Here are several sites in New York related to the New York Yacht Club you can visit:
The 44th Street Clubhouse, built from 1899-1901
1. The 44th Street Clubhouse.
The NYYC’s clubhouse on 44th Street between 5th and 6th Avenues is one of the true architectural gems of the city. Opened and 1901, the Beaux Arts masterpiece was built by the firm Warren and Wetmore, who also built Grand Central Terminal. The limestone exterior has numerous nautical features including carvings meant to represent 17th century Dutch yachts. The interior is even more exquisite, featuring many many model ships and the general plush you you expect in an exclusive club. However, to get in one must be either a member or invited by one, except on rare days when it is open to non-members such as Open House New York. In any case, there’s a strict dress code (absolutely no denim) and photos are not allowed. Still, even if you can’t get inside, just the exterior is worth the trip. It’s just a few minutes walk from either Times Square or Grand Central.
The McFarlane-Bredt House in Alice Austen Park. The building is currently closed for restoration.
2. The McFarlane-Bredt House at Alice Austen Park on Staten Island.
View of New York Harbor from near the McFarlane-Bredt House
This house built in the 1840s as a private home was purchased by the NYYC in 1868 and was their clubhouse for 3 years. From here, members watched the 1870 America’s Cup in New York Harbor, the first defense of the Cup. The building is an Italian-Swiss style villa and sits in Alice Austen Park, and until relatively recently was a residential building (after the NYYC sold the building in 1871 it was divided into 4 apartments). Unfortunately the building is fenced off today and is undergoing a slow restoration process. The park plans to eventually open it to the public as an exhibit on the NYYC. Still, Alice Austin Park is worth a visit, which also contains the late 1600s Alice Austen House, named after a famous Staten Island photographer who lived there. The park has stunning views of New York Harbor, Manhattan and the Verrazano-Narrows Bridge. The park is also near several attractions, including the Garibaldi Meucci Museum and Fort Wadsworth.

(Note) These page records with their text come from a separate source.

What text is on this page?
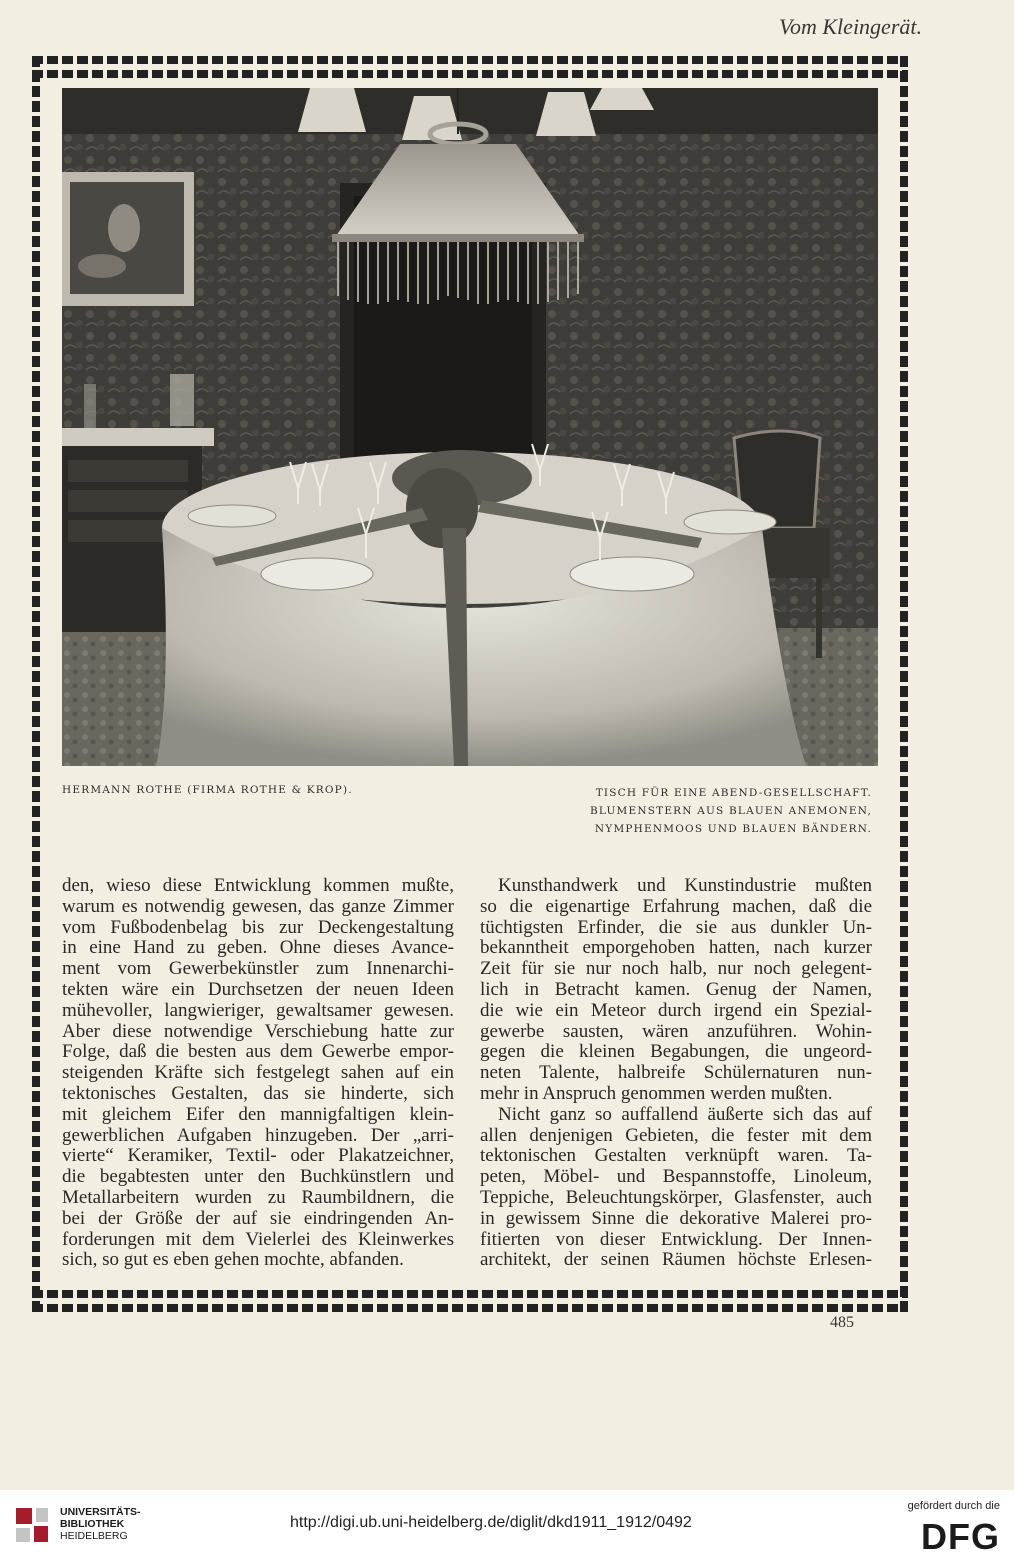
Vom Kleingerät.
HERMANN ROTHE (FIRMA ROTHE & KROP).	TISCH FÜR EINE ABEND-GESELLSCHAFT.
BLUMENSTERN AUS BLAUEN ANEMONEN,
NYMPHENMOOS UND BLAUEN BÄNDERN.
den, wieso diese Entwicklung kommen mußte,
warum es notwendig gewesen, das ganze Zimmer
vom Fußbodenbelag bis zur Deckengestaltung
in eine Hand zu geben. Ohne dieses Avance-
ment vom Gewerbekünstler zum Innenarchi-
tekten wäre ein Durchsetzen der neuen Ideen
mühevoller, langwieriger, gewaltsamer gewesen.
Aber diese notwendige Verschiebung hatte zur
Folge, daß die besten aus dem Gewerbe empor-
steigenden Kräfte sich festgelegt sahen auf ein
tektonisches Gestalten, das sie hinderte, sich
mit gleichem Eifer den mannigfaltigen klein-
gewerblichen Aufgaben hinzugeben. Der „arri-
vierte“ Keramiker, Textil- oder Plakatzeichner,
die begabtesten unter den Buchkünstlern und
Metallarbeitern wurden zu Raumbildnern, die
bei der Größe der auf sie eindringenden An-
forderungen mit dem Vielerlei des Kleinwerkes
sich, so gut es eben gehen mochte, abfanden.
Kunsthandwerk und Kunstindustrie mußten
so die eigenartige Erfahrung machen, daß die
tüchtigsten Erfinder, die sie aus dunkler Un-
bekanntheit emporgehoben hatten, nach kurzer
Zeit für sie nur noch halb, nur noch gelegent-
lich in Betracht kamen. Genug der Namen,
die wie ein Meteor durch irgend ein Spezial-
gewerbe sausten, wären anzuführen. Wohin-
gegen die kleinen Begabungen, die ungeord-
neten Talente, halbreife Schülernaturen nun-
mehr in Anspruch genommen werden mußten.
Nicht ganz so auffallend äußerte sich das auf
allen denjenigen Gebieten, die fester mit dem
tektonischen Gestalten verknüpft waren. Ta-
peten, Möbel- und Bespannstoffe, Linoleum,
Teppiche, Beleuchtungskörper, Glasfenster, auch
in gewissem Sinne die dekorative Malerei pro-
fitierten von dieser Entwicklung. Der Innen-
architekt, der seinen Räumen höchste Erlesen-
485
UNIVERSITÄTS-
BIBLIOTHEK
HEIDELBERG
http://digi.ub.uni-heidelberg.de/diglit/dkd1911_1912/0492
gefördert durch die
DFG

Hoboken Cove Boathouse, a recreation of the original NYYC clubhouse once located here.
3. Hoboken Cove Boathouse, Hoboken, NY
Located at the intersection of Frank Sinatra Drive and Sinatra Drive North, this is the original location of the first New York Yacht Club Clubhouse, founded in 1845. A plaque marks the site. The building there today is a recreation of the NYYC’s first clubhouse and is a place for kayaking lessons today. The original clubhouse still stands, but it was moved to Newport, RI, on the grounds of the NYYC’s Harbour Court Clubhouse.
The mast of the Columbia, winner of the 1899 and 1901 America’s Cup
4. Mast of the Columbia, standing in Forest Hills Gardens in Queens.
At roughly 150 Greenway Terrace in the tranquil neighborhood Forest Hills Gardens stands a seemingly unlikely monument–the mast of Columbia, winner of two America’s Cups in 1899 and 1901. The flag was dedicated here by former President Theodore Roosevelt in 1917.